[Illustration: FOSSIL OF CARBONIFEROUS FERN.]
Fossils differ greatly in kind. Sometimes the entire shell or bone is changed into stone, losing all its animal substance, but retaining its old outline and its natural markings. Sometimes the fossil is merely the hardened impress of the outside of a shell or leaf, which has dented its picture on soft clay, and has itself disappeared, while the soft clay has become rock, and the indented picture remains fixed through after-centuries. Sometimes the fossil is the cast of the inside of a shell; the said shell having been filled with soft mud, which has taken its exact shape and hardened, while the shell itself has vanished. The most complete description of fossil is the first of these three kinds. It is wonderfully shown sometimes in fossil wood, where all the tiny cells and delicate fibres remain distinctly marked as of old, only the whole woody substance has changed into hard stone.
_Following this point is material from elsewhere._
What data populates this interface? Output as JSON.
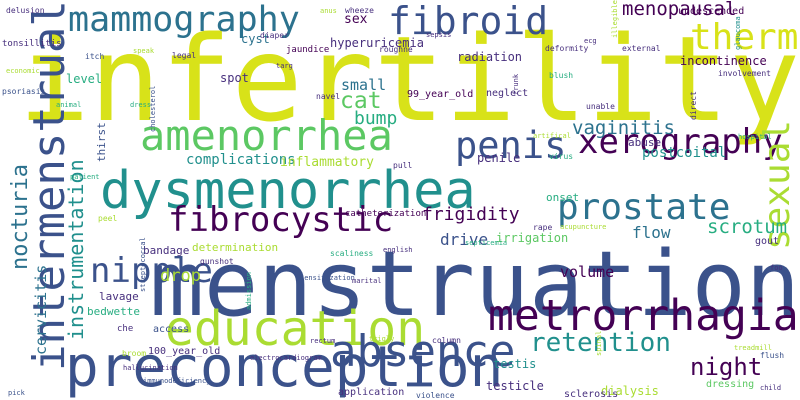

[Illustration: FOOTPRINTS FROM TRIASSIC SANDSTONE OF CONNECTICUT.]
But although the fossil remains of quadrupeds and other land-animals are found in large quantities, their number is small compared with the enormous number of fossil sea-shells and sea-animals.
[Illustration: FOSSIL FOOTPRINTS.]
Land-animals can, as a rule, have been so preserved, only when they have been drowned in ponds or rivers, or mired in bogs and swamps, or overtaken by frost, or swept out to sea.
Sea-animals, on the contrary, have been so preserved on land whenever that land has been under the sea; and this appears to have been the case, at one or another past age, with the greater part of our present continents. These fossil remains of sea-animals are discovered in all quarters of the world, not only on the seashore but also far inland, not only deep down underground but also high up on the tops of lofty mountains—a plain proof that over the summits of those mountains the ocean must once have rolled, and this not for a brief space only, but through long periods of time. And not on the mountain-summit only are these fossils known to abound, but sometimes in layer below layer of the mountain, from top to bottom, through thousands of feet of rock.
[Illustration: FOSSIL SHELLS.]
This may well seem puzzling at first sight. Fossils of sea-creatures on a mountain-top are startling enough; yet hardly so startling as the thought of fossils inside that mountain. How could they have found their way thither?
The difficulty soon vanishes, if once we clearly understand that all these thousands of feet of rock were built up slowly, layer after layer, when portions of the land lay deep under the sea. Thus each separate layer of mud or sand or other material became in its turn the top layer, and was for the time the floor of the ocean, until further droppings of material out of the waters made a fresh layer, covering up the one below.